I’ve promised to take my new Italian colleague to Osh Bazaar, the food market where most people in Bishkek go for their weekly shop. My neighbour Lara came home yesterday laden with carrier bags of tomatoes that she’s planning to bottle for the winter. We meet outside Tsum and take the bus to the opposite end of Chui Prospekt. 

As we approach Osh Bazaar, my colleague falls silent and stares excitedly around her, taking in the men with round flat lipyoshka breads piled high on their handcarts, the one-legged beggars propping themselves against the railings, the old ladies selling pathetic collections of second hand shoes and cracked teacups, and all the other buyers and sellers that converge on Bishkek’s biggest food market. 

Seasonal produce

I’m staring too, because every time I come here the bazaar looks different and I notice something new. You can track the evolving seasons by the products on sale here. The last of the summer tomato glut, squashy and misshapen, lie next to regular hothouse fruits, priced ten times as high. Aubergines are small and wizened now, and the pale green peppers have disappeared altogether. In their place are packets of salted red peppers, lots of onions and carrots, and now miniature green turnips. 

My colleague and I wander round Osh Bazaar pursued by a teenage Kyrgyz boy pulling a cart.

“One dollar!” he yells. “I carry your bags! One dollar!”

He’s keen to work for the rare foreigners that have ventured into Osh Bazaar (I’ve never seen any here), but we haven’t bought anything yet; we’re still walking around staring at the produce, and speculating about what the strange things we see there might be. 

Cooking oil scam

I point out the row of tables holding sticky-looking jars of oil, every colour of the spectrum between pale lemon yellow and ruby red.
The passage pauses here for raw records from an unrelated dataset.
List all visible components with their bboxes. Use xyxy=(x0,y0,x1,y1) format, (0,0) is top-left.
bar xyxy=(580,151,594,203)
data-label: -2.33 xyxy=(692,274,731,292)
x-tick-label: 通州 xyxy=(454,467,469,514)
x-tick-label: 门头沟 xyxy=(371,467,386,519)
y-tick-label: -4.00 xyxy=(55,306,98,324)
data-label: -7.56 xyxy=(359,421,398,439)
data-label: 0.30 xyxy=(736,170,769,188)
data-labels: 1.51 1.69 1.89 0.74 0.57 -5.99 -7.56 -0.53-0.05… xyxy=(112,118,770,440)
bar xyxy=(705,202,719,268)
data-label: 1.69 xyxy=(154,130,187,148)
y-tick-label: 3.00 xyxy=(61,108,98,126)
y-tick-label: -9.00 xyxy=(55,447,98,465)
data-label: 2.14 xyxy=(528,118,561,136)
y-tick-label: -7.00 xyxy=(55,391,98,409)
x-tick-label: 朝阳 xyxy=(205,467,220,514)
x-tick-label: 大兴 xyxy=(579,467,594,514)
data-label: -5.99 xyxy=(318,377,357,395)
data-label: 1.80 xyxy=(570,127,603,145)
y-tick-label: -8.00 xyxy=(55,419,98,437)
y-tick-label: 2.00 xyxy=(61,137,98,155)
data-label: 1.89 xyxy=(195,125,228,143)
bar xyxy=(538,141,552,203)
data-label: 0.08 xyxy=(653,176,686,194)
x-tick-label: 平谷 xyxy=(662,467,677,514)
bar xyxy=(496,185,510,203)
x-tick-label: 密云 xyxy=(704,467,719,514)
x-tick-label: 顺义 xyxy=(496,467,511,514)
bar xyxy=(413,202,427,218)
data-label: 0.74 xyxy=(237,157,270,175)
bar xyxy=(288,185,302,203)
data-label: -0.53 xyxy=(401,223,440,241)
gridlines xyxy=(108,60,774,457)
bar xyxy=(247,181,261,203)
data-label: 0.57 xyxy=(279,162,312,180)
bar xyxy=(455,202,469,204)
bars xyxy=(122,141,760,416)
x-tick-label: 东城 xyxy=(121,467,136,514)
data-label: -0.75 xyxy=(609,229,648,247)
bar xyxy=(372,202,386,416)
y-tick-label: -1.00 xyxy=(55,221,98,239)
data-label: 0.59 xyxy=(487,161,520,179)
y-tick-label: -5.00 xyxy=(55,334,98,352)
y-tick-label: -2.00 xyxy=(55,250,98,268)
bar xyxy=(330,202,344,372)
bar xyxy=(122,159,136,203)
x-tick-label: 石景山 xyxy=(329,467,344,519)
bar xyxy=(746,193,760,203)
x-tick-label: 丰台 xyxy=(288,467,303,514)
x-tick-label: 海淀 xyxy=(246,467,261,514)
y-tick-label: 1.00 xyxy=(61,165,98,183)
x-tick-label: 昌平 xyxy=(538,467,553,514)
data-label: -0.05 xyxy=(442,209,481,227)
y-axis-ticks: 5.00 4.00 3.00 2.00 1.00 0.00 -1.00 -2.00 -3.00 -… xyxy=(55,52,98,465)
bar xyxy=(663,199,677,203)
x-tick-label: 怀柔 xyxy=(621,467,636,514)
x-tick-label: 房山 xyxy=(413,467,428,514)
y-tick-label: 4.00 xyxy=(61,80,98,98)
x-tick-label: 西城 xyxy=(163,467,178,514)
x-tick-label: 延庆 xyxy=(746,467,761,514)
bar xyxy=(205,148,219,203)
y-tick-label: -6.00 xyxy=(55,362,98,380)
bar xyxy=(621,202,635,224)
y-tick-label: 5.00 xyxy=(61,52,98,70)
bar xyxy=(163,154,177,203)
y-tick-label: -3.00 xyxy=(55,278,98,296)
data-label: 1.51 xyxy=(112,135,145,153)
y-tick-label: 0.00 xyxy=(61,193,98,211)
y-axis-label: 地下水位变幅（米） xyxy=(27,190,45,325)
The vendors lift a ladleful when people pass, showing them how their oil flows smoothly back into the jar. 

“Better not buy it here, though,” I say to my colleague. “I just read an article in Vecherniy Bishkek saying Osh Bazaar market inspectors found some people selling industrial oil instead of cooking oil.”

I buy some honey in an old Nescafe jar, then we go to look at the fruit and vegetables. My colleague, who speaks better Russian than I do, gets into the haggling, and demands that every trader gives us a taste of their food before we buy it. It’s fun having a new friend, someone to go around with. We try slices of Sharon fruit that neither of us have tried before, biting into the hard citrus fruit and feeling the acid taste on our teeth. 

Mystery produce

In another aisle men are shovelling little brown pellets that look like the tiny poos my gerbils produced out of sacks and sealing them deftly into tubes. The plastic packets flash between their dark fingers as they work. 

“Try some girls!” they yell. 

“But what is it?”

“Tobacco!”

We’re also mystified by the floury white balls, about the size of marbles, spread out on a Kyrgyz woman’s stall. 

“Are they sugar?”

“Cheese?”

“Mushrooms?”

Every time we make a suggestion the trader laughs harder. 

“Milk!” she gasps at last. I later find out that balls of condensed sour milk are a Kyrgyz speciality.

At the end of our tour around Osh Bazaar we are laden down with flimsy plastic bags that we load onto a marshrutka going back towards Soviet Street.